Differential thermal adaptation of clonal strains of a protist morphospecies originating from different climatic zones.

Eco-physiological variation and local adaptation are key issues in microbial ecology. Here, we investigated the thermal adaptation of 19 strains of the same Spumella morphospecies (Chrysophyceae, Heterokonta). In order to test for local adaptation and the existence of specific ecotypes we analysed growth rates of these strains, which originated from different climate regions. We applied temperature-adaptation as an eco-physiological marker and analysed growth rates of the different Spumella strains at temperatures between 0 degrees C and 35 degrees C. The temperatures allowing for maximal growth of strains from temperate and warm climatic zones ranged between 19.9 degrees C and 33.4 degrees C. Phylogenetically, most of these 'warm'-adapted strains fall into two different previously defined 18S rDNA Spumella clusters, one of them consisting of mostly soil organisms and the other one being a freshwater cluster. As a rule, the 'warm'-adapted strains of the soil cluster grew slower than the 'warm'-adapted isolates within the freshwater cluster. This difference most probably reflect different strategies, i.e. the formation of cysts at the expense of lower growth rates in soil organisms. In contrast, as expected, all isolates from Antarctica were cold-adapted and grew already around melting point of freshwater. Surprisingly, optimum temperature for these strains was between 11.8 degrees C and 17.7 degrees C and maximum temperature tolerated was between 14.6 degrees C and 23.5 degrees C. Our data indicate that despite the relatively high optimal temperature of most Antarctic strains, they may have a relative advantage below 5-10 degrees C only. Based on the thermal adaptation of the flagellate strains the Antarctic strains were clearly separated from the other investigated strains. This may indicate a limited dispersal of flagellates to and from Antarctica. Even if the latter assumption needs support from more data, we argue that the high levels of eco-physiological and molecular microdiversity indicate that the current species concepts do not sufficiently reflect protist eco-physiological differentiation.

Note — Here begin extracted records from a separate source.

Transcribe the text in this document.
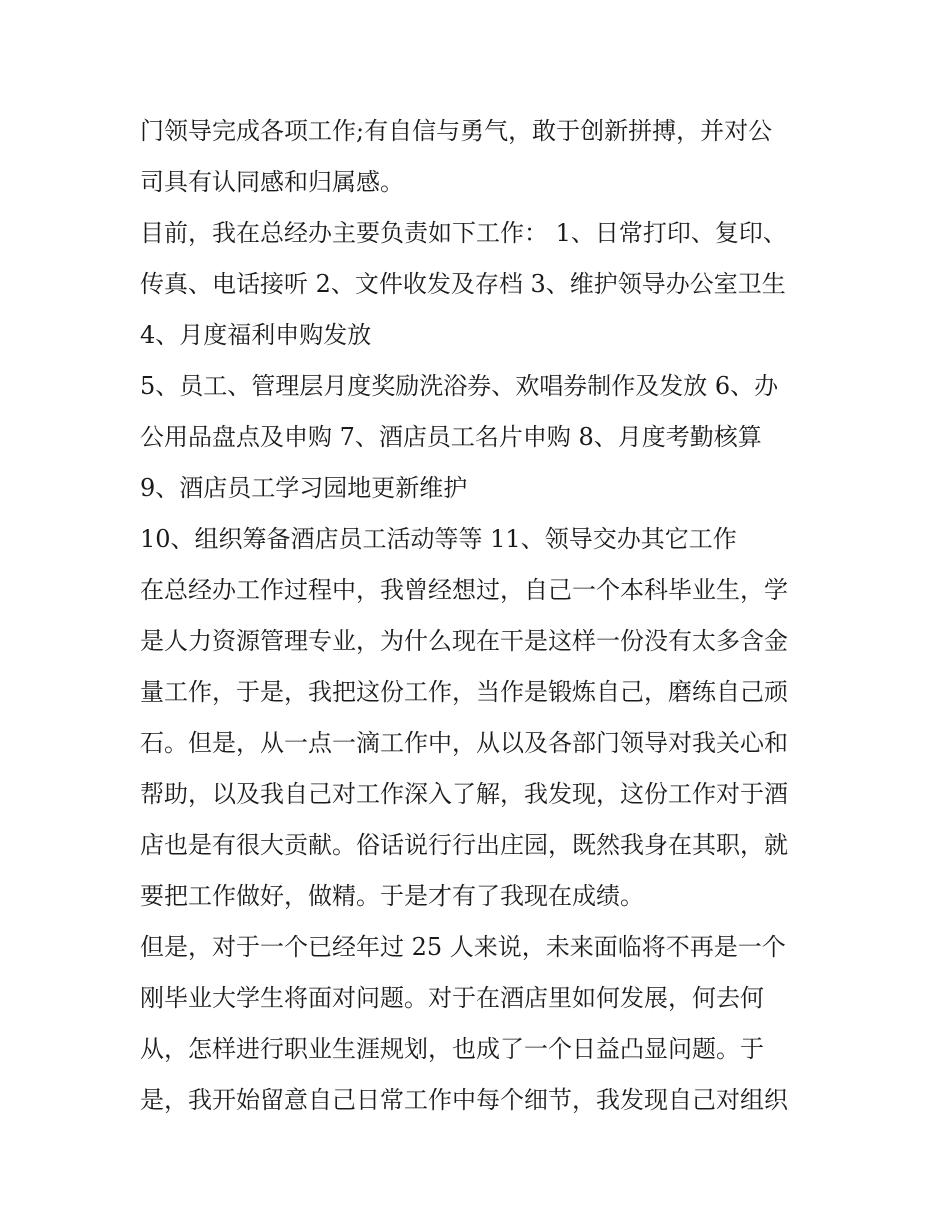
门领导完成各项工作;有自信与勇气，敢于创新拼搏，并对公
司具有认同感和归属感。
目前，我在总经办主要负责如下工作： 1、日常打印、复印、
传真、电话接听 2、文件收发及存档 3、维护领导办公室卫生
4、月度福利申购发放
5、员工、管理层月度奖励洗浴券、欢唱券制作及发放 6、办
公用品盘点及申购 7、酒店员工名片申购 8、月度考勤核算
9、酒店员工学习园地更新维护
10、组织筹备酒店员工活动等等 11、领导交办其它工作
在总经办工作过程中，我曾经想过，自己一个本科毕业生，学
是人力资源管理专业，为什么现在干是这样一份没有太多含金
量工作，于是，我把这份工作，当作是锻炼自己，磨练自己顽
石。但是，从一点一滴工作中，从以及各部门领导对我关心和
帮助，以及我自己对工作深入了解，我发现，这份工作对于酒
店也是有很大贡献。俗话说行行出庄园，既然我身在其职，就
要把工作做好，做精。于是才有了我现在成绩。
但是，对于一个已经年过 25 人来说，未来面临将不再是一个
刚毕业大学生将面对问题。对于在酒店里如何发展，何去何
从，怎样进行职业生涯规划，也成了一个日益凸显问题。于
是，我开始留意自己日常工作中每个细节，我发现自己对组织
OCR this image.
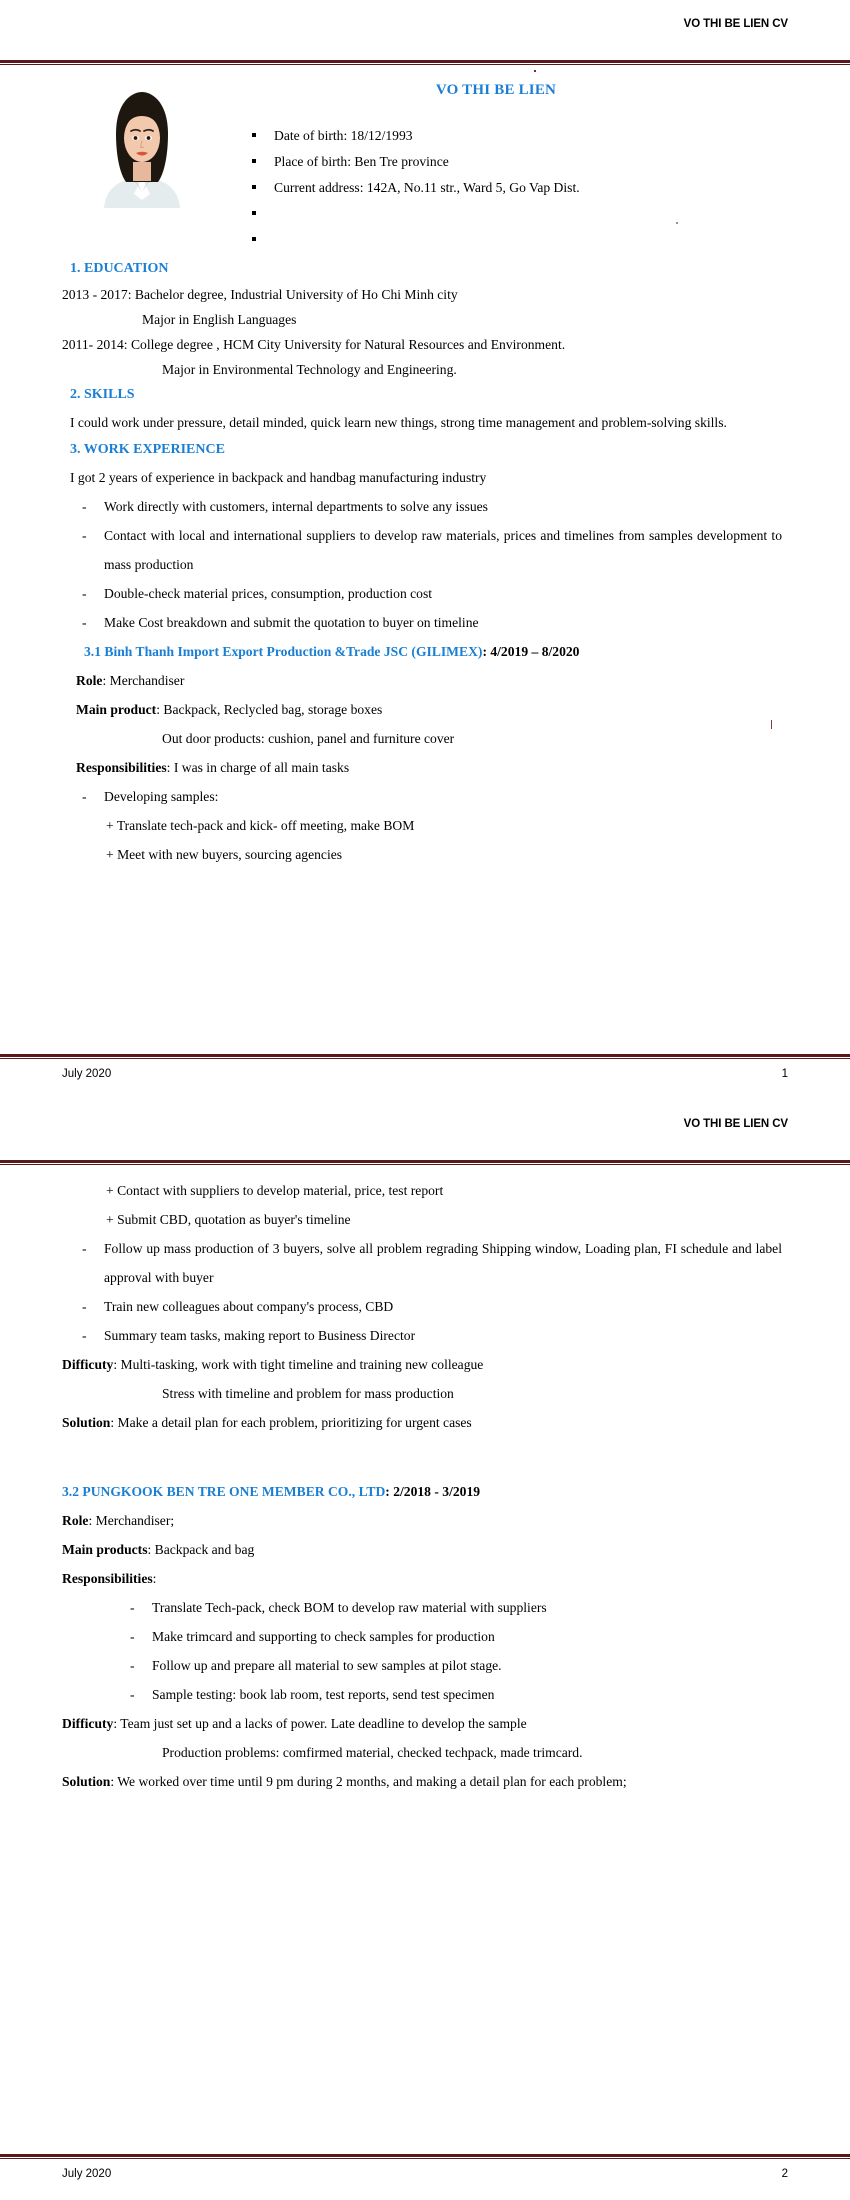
VO THI BE LIEN CV
VO THI BE LIEN
Date of birth: 18/12/1993
Place of birth: Ben Tre province
Current address: 142A, No.11 str., Ward 5, Go Vap Dist.
1. EDUCATION
2013 - 2017: Bachelor degree, Industrial University of Ho Chi Minh city
Major in English Languages
2011- 2014: College degree , HCM City University for Natural Resources and Environment.
Major in Environmental Technology and Engineering.
2. SKILLS
I could work under pressure, detail minded, quick learn new things, strong time management and problem-solving skills.
3. WORK EXPERIENCE
I got 2 years of experience in backpack and handbag manufacturing industry
- Work directly with customers, internal departments to solve any issues
- Contact with local and international suppliers to develop raw materials, prices and timelines from samples development to mass production
- Double-check material prices, consumption, production cost
- Make Cost breakdown and submit the quotation to buyer on timeline
3.1 Binh Thanh Import Export Production &Trade JSC (GILIMEX): 4/2019 – 8/2020
Role: Merchandiser
Main product: Backpack, Reclycled bag, storage boxes
Out door products: cushion, panel and furniture cover
Responsibilities: I was in charge of all main tasks
- Developing samples:
+ Translate tech-pack and kick- off meeting, make BOM
+ Meet with new buyers, sourcing agencies
July 2020	1
VO THI BE LIEN CV
+ Contact with suppliers to develop material, price, test report
+ Submit CBD, quotation as buyer's timeline
- Follow up mass production of 3 buyers, solve all problem regrading Shipping window, Loading plan, FI schedule and label approval with buyer
- Train new colleagues about company's process, CBD
- Summary team tasks, making report to Business Director
Difficuty: Multi-tasking, work with tight timeline and training new colleague
Stress with timeline and problem for mass production
Solution: Make a detail plan for each problem, prioritizing for urgent cases
3.2 PUNGKOOK BEN TRE ONE MEMBER CO., LTD: 2/2018 - 3/2019
Role: Merchandiser;
Main products: Backpack and bag
Responsibilities:
- Translate Tech-pack, check BOM to develop raw material with suppliers
- Make trimcard and supporting to check samples for production
- Follow up and prepare all material to sew samples at pilot stage.
- Sample testing: book lab room, test reports, send test specimen
Difficuty: Team just set up and a lacks of power. Late deadline to develop the sample
Production problems: comfirmed material, checked techpack, made trimcard.
Solution: We worked over time until 9 pm during 2 months, and making a detail plan for each problem;
July 2020	2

Evidence for geographic isolation and signs of endemism within a protistan morphospecies.

The possible existence of endemism among microorganisms resulting from and preserved by geographic isolation is one of the most controversial topics in microbial ecology. We isolated 31 strains of "Spumella-like" flagellates from remote sampling sites from all continents, including Antarctica. These and another 23 isolates from a former study were characterized morphologically and by small-subunit rRNA gene sequence analysis and tested for the maximum temperature tolerance. Only a minority of the Spumella morpho- and phylotypes from the geographically isolated Antarctic continent follow the worldwide trend of a linear correlation between ambient (air) temperature during strain isolation and heat tolerance of the isolates. A high percentage of the Antarctic isolates, but none of the isolates from locations on all other continents, were obligate psychrophilic, although some of the latter were isolated at low ambient temperatures. The drastic deviation of Antarctic representatives of Spumella from the global trend of temperature adaptation of this morphospecies provides strong evidence for geographic transport restriction of a microorganism; i.e., Antarctic protistan communities are less influenced by transport of protists to and from the Antarctic continent than by local adaptation, a subtle form of endemism.